Spark SQL - Using Hive tables

To make spark read and write hive tables, you need to configure Spark. You need to create a conf folder in your home directory.

And place your hadoop configuration files hive-site.xml, core-site.xml and hdfs-site.xml file in conf/ directory.

These configurations are not required on CloudxLab as it is already configured to run.

Start spark shell using the command shown on screen. You first need to import all classes from spark.implicits

If you have a table in Hive with the name a_student, you can simply load that table using spark.sql method using a query like select * from a_student.

Here it has created a dataframe with name df. Now, we can see the data inside using show() method.

Did you notice that the SQL query method is same as that of querying temporary view used earlier? It is very much possible to join a temporary view with a hive table using SQL queries. So, you can register any dataframe as a view and perform joins between data from view and SQL.
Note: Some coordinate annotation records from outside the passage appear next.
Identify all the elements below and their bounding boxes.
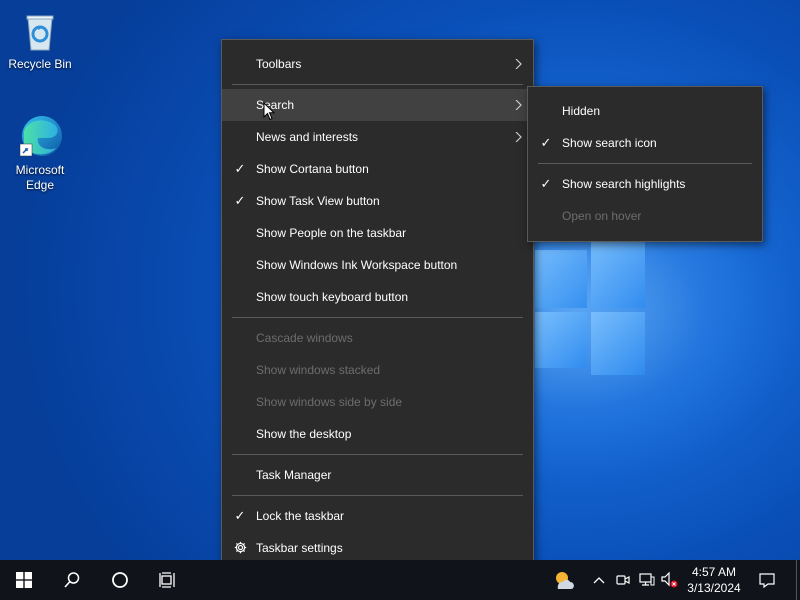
submenu-item-open-on-hover: Open on hover [528,200,762,232]
chevron-up-icon [593,577,605,584]
menu-item-label: Toolbars [256,57,302,71]
menu-item-toolbars[interactable]: Toolbars [222,48,533,80]
checkmark-icon: ✓ [540,135,552,150]
menu-item-windows-side-by-side: Show windows side by side [222,386,533,418]
checkmark-icon: ✓ [234,508,246,523]
menu-item-label: Show Windows Ink Workspace button [256,258,458,272]
cortana-icon [112,572,128,588]
submenu-item-show-search-highlights[interactable]: ✓ Show search highlights [528,168,762,200]
menu-item-label: Show People on the taskbar [256,226,407,240]
edge-icon [16,112,64,160]
desktop-icon-recycle-bin[interactable]: Recycle Bin [2,6,78,72]
menu-item-show-desktop[interactable]: Show the desktop [222,418,533,450]
clock-time: 4:57 AM [691,565,737,579]
menu-item-show-ink-workspace[interactable]: Show Windows Ink Workspace button [222,249,533,281]
menu-separator [232,317,523,318]
checkmark-icon: ✓ [540,176,552,191]
notification-icon [759,573,775,588]
meet-now-button[interactable] [612,560,634,600]
desktop-icon-label: Recycle Bin [8,57,72,71]
menu-item-news-and-interests[interactable]: News and interests [222,121,533,153]
volume-button[interactable] [658,560,680,600]
desktop-icon-label: Microsoft Edge [15,163,65,192]
menu-item-lock-taskbar[interactable]: ✓ Lock the taskbar [222,500,533,532]
mouse-cursor-icon [263,102,275,121]
network-icon [639,573,655,586]
show-desktop-button[interactable] [796,560,800,600]
menu-item-label: Taskbar settings [256,541,343,555]
submenu-item-show-search-icon[interactable]: ✓ Show search icon [528,127,762,159]
recycle-bin-icon [16,6,64,54]
chevron-right-icon [515,132,522,142]
menu-item-label: Task Manager [256,468,332,482]
search-icon [64,572,80,588]
volume-muted-icon [661,572,678,588]
menu-item-show-touch-keyboard[interactable]: Show touch keyboard button [222,281,533,313]
menu-separator [538,163,752,164]
menu-item-label: Show Task View button [256,194,380,208]
menu-item-label: Cascade windows [256,331,353,345]
start-button[interactable] [0,560,48,600]
menu-item-cascade-windows: Cascade windows [222,322,533,354]
search-button[interactable] [48,560,96,600]
menu-item-label: Show windows side by side [256,395,403,409]
menu-item-label: Show windows stacked [256,363,381,377]
menu-item-label: Lock the taskbar [256,509,345,523]
show-hidden-icons-button[interactable] [588,560,610,600]
taskbar-clock[interactable]: 4:57 AM 3/13/2024 [678,560,750,600]
menu-item-label: Show touch keyboard button [256,290,409,304]
menu-item-label: Search [256,98,295,112]
menu-separator [232,495,523,496]
search-submenu: Hidden ✓ Show search icon ✓ Show search … [527,86,763,242]
menu-item-windows-stacked: Show windows stacked [222,354,533,386]
menu-item-show-cortana-button[interactable]: ✓ Show Cortana button [222,153,533,185]
menu-item-show-task-view-button[interactable]: ✓ Show Task View button [222,185,533,217]
windows-logo-wallpaper [535,240,645,375]
menu-item-label: News and interests [256,130,359,144]
clock-date: 3/13/2024 [687,581,741,595]
submenu-item-hidden[interactable]: Hidden [528,95,762,127]
menu-item-label: Hidden [562,104,601,118]
taskbar: 4:57 AM 3/13/2024 [0,560,800,600]
cortana-button[interactable] [96,560,144,600]
weather-partly-cloudy-icon [556,572,574,589]
camera-icon [616,575,630,585]
menu-separator [232,84,523,85]
menu-separator [232,454,523,455]
menu-item-task-manager[interactable]: Task Manager [222,459,533,491]
windows-start-icon [16,572,32,588]
desktop-icon-microsoft-edge[interactable]: Microsoft Edge [2,112,78,193]
menu-item-label: Open on hover [562,209,642,223]
task-view-icon [159,572,175,588]
menu-item-label: Show the desktop [256,427,352,441]
task-view-button[interactable] [144,560,192,600]
checkmark-icon: ✓ [234,193,246,208]
menu-item-label: Show search icon [562,136,657,150]
menu-item-show-people[interactable]: Show People on the taskbar [222,217,533,249]
chevron-right-icon [515,100,522,110]
menu-item-label: Show search highlights [562,177,686,191]
chevron-right-icon [515,59,522,69]
action-center-button[interactable] [752,560,782,600]
menu-item-label: Show Cortana button [256,162,369,176]
network-button[interactable] [636,560,658,600]
news-and-interests-button[interactable] [548,560,580,600]
checkmark-icon: ✓ [234,161,246,176]
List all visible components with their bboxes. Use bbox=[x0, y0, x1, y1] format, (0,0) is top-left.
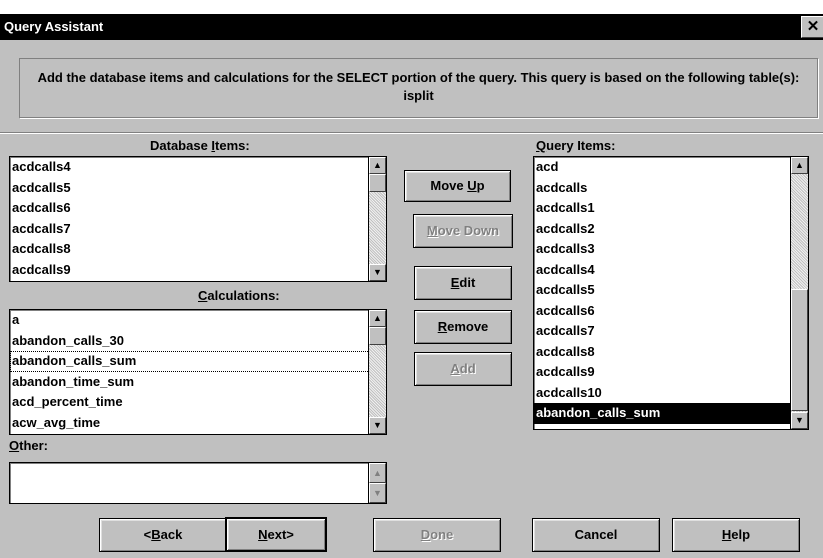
add-button[interactable]: Add bbox=[414, 352, 512, 386]
scroll-thumb[interactable] bbox=[791, 289, 808, 411]
separator bbox=[0, 132, 823, 134]
scroll-up-icon[interactable]: ▲ bbox=[369, 310, 386, 327]
list-item[interactable]: abandon_calls_30 bbox=[10, 331, 386, 352]
list-item[interactable]: acdcalls5 bbox=[10, 178, 386, 199]
calculations-list[interactable]: a abandon_calls_30 abandon_calls_sum abando… bbox=[9, 309, 387, 435]
list-item[interactable]: acd bbox=[534, 157, 808, 178]
scroll-down-icon[interactable]: ▼ bbox=[791, 412, 808, 429]
list-item[interactable]: acdcalls7 bbox=[534, 321, 808, 342]
scroll-thumb[interactable] bbox=[369, 327, 386, 345]
list-item[interactable]: acdcalls9 bbox=[10, 260, 386, 281]
list-item[interactable]: acdcalls9 bbox=[534, 362, 808, 383]
list-item[interactable]: acdcalls6 bbox=[534, 301, 808, 322]
scroll-down-icon[interactable]: ▼ bbox=[369, 483, 386, 503]
move-down-button[interactable]: Move Down bbox=[413, 214, 513, 248]
database-items-list[interactable]: acdcalls4 acdcalls5 acdcalls6 acdcalls7 acdc… bbox=[9, 156, 387, 282]
scroll-up-icon[interactable]: ▲ bbox=[791, 157, 808, 174]
database-items-label: Database Items: bbox=[150, 138, 250, 153]
title-bar: Query Assistant ✕ bbox=[0, 14, 823, 40]
window-title: Query Assistant bbox=[4, 19, 104, 34]
calculations-label: Calculations: bbox=[198, 288, 280, 303]
list-item[interactable]: abandon_calls_sum bbox=[534, 403, 808, 424]
list-item[interactable]: acdcalls2 bbox=[534, 219, 808, 240]
done-button[interactable]: Done bbox=[373, 518, 501, 552]
list-item[interactable]: abandon_calls_sum bbox=[10, 351, 386, 372]
scroll-down-icon[interactable]: ▼ bbox=[369, 417, 386, 434]
scroll-up-icon[interactable]: ▲ bbox=[369, 157, 386, 174]
help-button[interactable]: Help bbox=[672, 518, 800, 552]
calculations-scrollbar[interactable]: ▲ ▼ bbox=[368, 310, 386, 434]
scroll-up-icon[interactable]: ▲ bbox=[369, 463, 386, 483]
list-item[interactable]: acw_avg_time bbox=[10, 413, 386, 434]
list-item[interactable]: acdcalls5 bbox=[534, 280, 808, 301]
list-item[interactable]: acdcalls3 bbox=[534, 239, 808, 260]
back-button[interactable]: <Back bbox=[99, 518, 227, 552]
cancel-button[interactable]: Cancel bbox=[532, 518, 660, 552]
other-scrollbar[interactable]: ▲ ▼ bbox=[368, 463, 386, 503]
close-button[interactable]: ✕ bbox=[801, 16, 823, 38]
query-items-list[interactable]: acd acdcalls acdcalls1 acdcalls2 acdcalls3 ac… bbox=[533, 156, 809, 430]
other-input[interactable]: ▲ ▼ bbox=[9, 462, 387, 504]
scroll-thumb[interactable] bbox=[369, 174, 386, 192]
list-item[interactable]: acdcalls7 bbox=[10, 219, 386, 240]
list-item[interactable]: acdcalls bbox=[534, 178, 808, 199]
instruction-panel: Add the database items and calculations … bbox=[19, 58, 818, 118]
list-item[interactable]: abandon_time_sum bbox=[10, 372, 386, 393]
other-label: Other: bbox=[9, 438, 49, 453]
query-items-label: Query Items: bbox=[536, 138, 616, 153]
query-assistant-dialog: Query Assistant ✕ Add the database items… bbox=[0, 14, 823, 558]
list-item[interactable]: a bbox=[10, 310, 386, 331]
remove-button[interactable]: Remove bbox=[414, 310, 512, 344]
list-item[interactable]: acdcalls4 bbox=[10, 157, 386, 178]
scroll-down-icon[interactable]: ▼ bbox=[369, 264, 386, 281]
move-up-button[interactable]: Move Up bbox=[404, 170, 511, 202]
next-button[interactable]: Next> bbox=[225, 517, 327, 552]
instruction-text: Add the database items and calculations … bbox=[37, 70, 800, 103]
list-item[interactable]: acd_percent_time bbox=[10, 392, 386, 413]
list-item[interactable]: acdcalls8 bbox=[534, 342, 808, 363]
list-item[interactable]: acdcalls10 bbox=[534, 383, 808, 404]
database-items-scrollbar[interactable]: ▲ ▼ bbox=[368, 157, 386, 281]
close-icon: ✕ bbox=[806, 18, 820, 35]
list-item[interactable]: acdcalls1 bbox=[534, 198, 808, 219]
query-items-scrollbar[interactable]: ▲ ▼ bbox=[790, 157, 808, 429]
list-item[interactable]: acdcalls6 bbox=[10, 198, 386, 219]
list-item[interactable]: acdcalls8 bbox=[10, 239, 386, 260]
list-item[interactable]: acdcalls4 bbox=[534, 260, 808, 281]
edit-button[interactable]: Edit bbox=[414, 266, 512, 300]
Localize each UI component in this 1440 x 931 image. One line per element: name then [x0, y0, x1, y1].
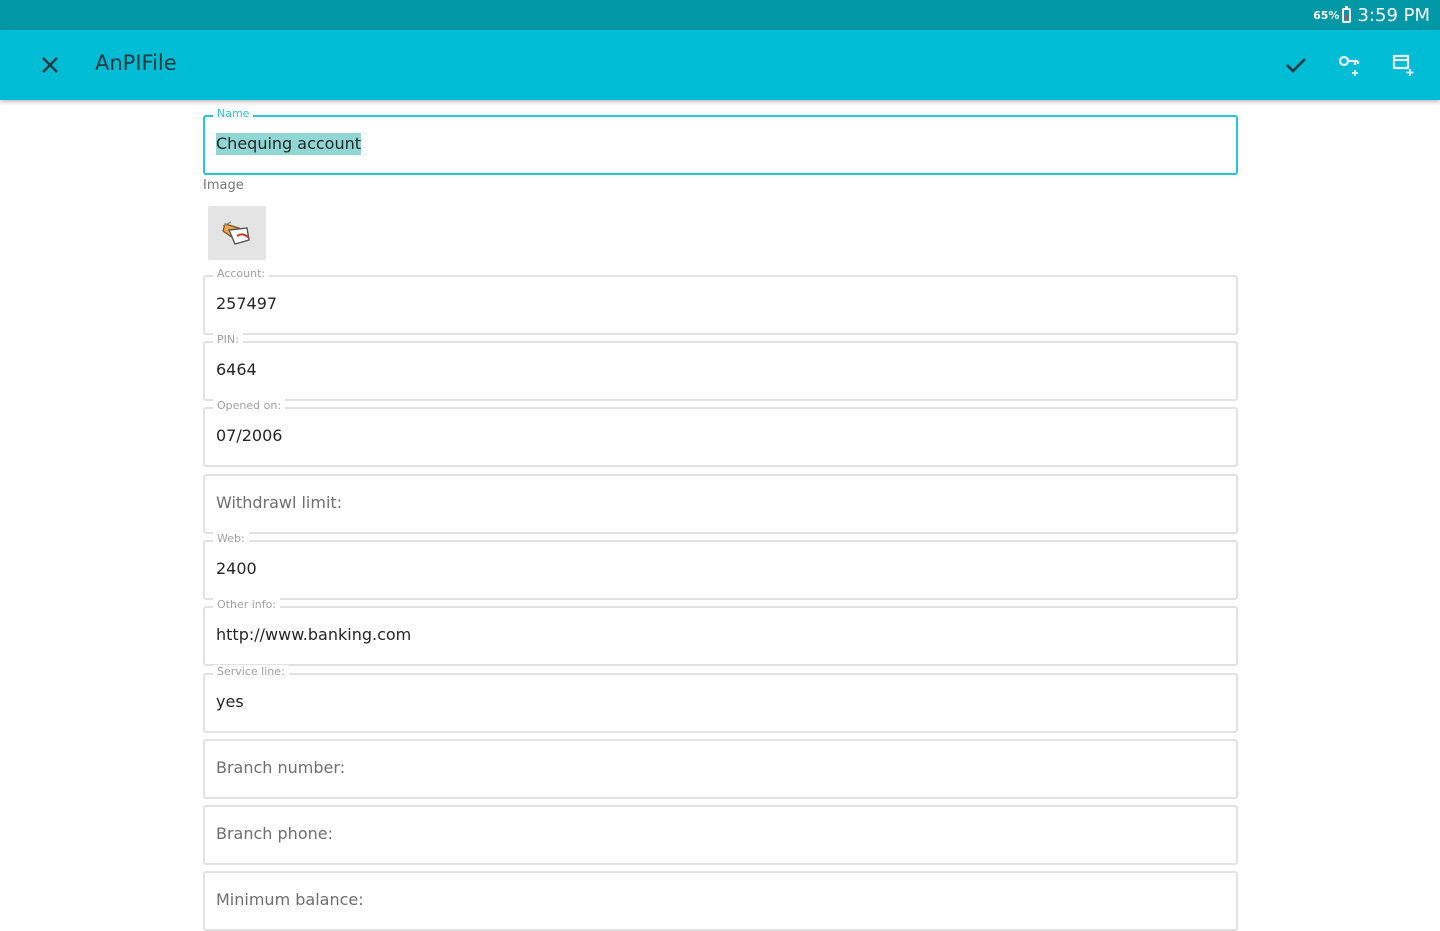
app-bar: AnPIFile — [0, 30, 1440, 100]
web-field-label: Web: — [213, 532, 249, 546]
branch-phone-placeholder: Branch phone: — [216, 824, 333, 843]
name-field[interactable]: Name Chequing account — [203, 107, 1238, 175]
branch-number-placeholder: Branch number: — [216, 758, 346, 777]
pin-field[interactable]: PIN: 6464 — [203, 333, 1238, 401]
opened-on-field-value[interactable]: 07/2006 — [216, 425, 282, 447]
name-field-label: Name — [213, 107, 254, 121]
opened-on-field-label: Opened on: — [213, 399, 286, 413]
account-field[interactable]: Account: 257497 — [203, 267, 1238, 335]
save-button[interactable] — [1278, 48, 1314, 82]
account-field-label: Account: — [213, 267, 270, 281]
add-key-button[interactable] — [1332, 48, 1368, 82]
withdrawl-limit-field[interactable]: Withdrawl limit: — [203, 474, 1238, 534]
check-icon — [1286, 58, 1306, 73]
add-field-button[interactable] — [1386, 48, 1422, 82]
name-field-value[interactable]: Chequing account — [216, 133, 362, 155]
other-info-field[interactable]: Other info: http://www.banking.com — [203, 598, 1238, 666]
app-title: AnPIFile — [95, 51, 177, 75]
pin-field-label: PIN: — [213, 333, 243, 347]
service-line-field-label: Service line: — [213, 665, 289, 679]
field-add-icon — [1392, 54, 1414, 76]
status-bar: 65% 3:59 PM — [0, 0, 1440, 30]
other-info-field-label: Other info: — [213, 598, 281, 612]
clock: 3:59 PM — [1357, 4, 1430, 26]
branch-number-field[interactable]: Branch number: — [203, 739, 1238, 799]
battery-percentage: 65% — [1313, 8, 1340, 22]
pin-field-value[interactable]: 6464 — [216, 359, 257, 381]
battery-icon — [1342, 5, 1352, 23]
image-picker[interactable] — [208, 206, 266, 260]
web-field-value[interactable]: 2400 — [216, 558, 257, 580]
branch-phone-field[interactable]: Branch phone: — [203, 805, 1238, 865]
other-info-field-value[interactable]: http://www.banking.com — [216, 624, 411, 646]
bank-card-image-icon — [222, 221, 250, 245]
image-label: Image — [203, 178, 244, 193]
withdrawl-limit-placeholder: Withdrawl limit: — [216, 493, 343, 512]
web-field[interactable]: Web: 2400 — [203, 532, 1238, 600]
minimum-balance-field[interactable]: Minimum balance: — [203, 871, 1238, 931]
close-button[interactable] — [34, 48, 66, 82]
opened-on-field[interactable]: Opened on: 07/2006 — [203, 399, 1238, 467]
service-line-field-value[interactable]: yes — [216, 691, 244, 713]
key-add-icon — [1338, 55, 1360, 76]
minimum-balance-placeholder: Minimum balance: — [216, 890, 364, 909]
account-field-value[interactable]: 257497 — [216, 293, 277, 315]
close-icon — [42, 57, 58, 73]
status-indicators: 65% 3:59 PM — [1313, 3, 1430, 27]
service-line-field[interactable]: Service line: yes — [203, 665, 1238, 733]
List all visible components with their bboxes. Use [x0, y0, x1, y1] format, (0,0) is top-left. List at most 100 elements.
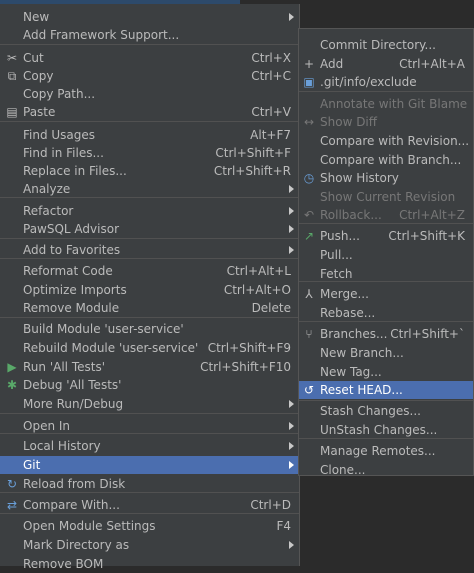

If you wish to read data from Hive using spark-submit, you would need to create the spark object using sparksession.builder method and specifying all kinds of configuration settings on this object.

Using spark-sql you can read data from various databases such as MySQL, Oracle or Microsoft SQL using the JDBC connectivity. JDBC stands for Java database connectivity. Using JDBC we would read almost every database from Java code. So, the same JDBC driver, you could read the data from your traditional database to create a dataframe which can be combined with other data.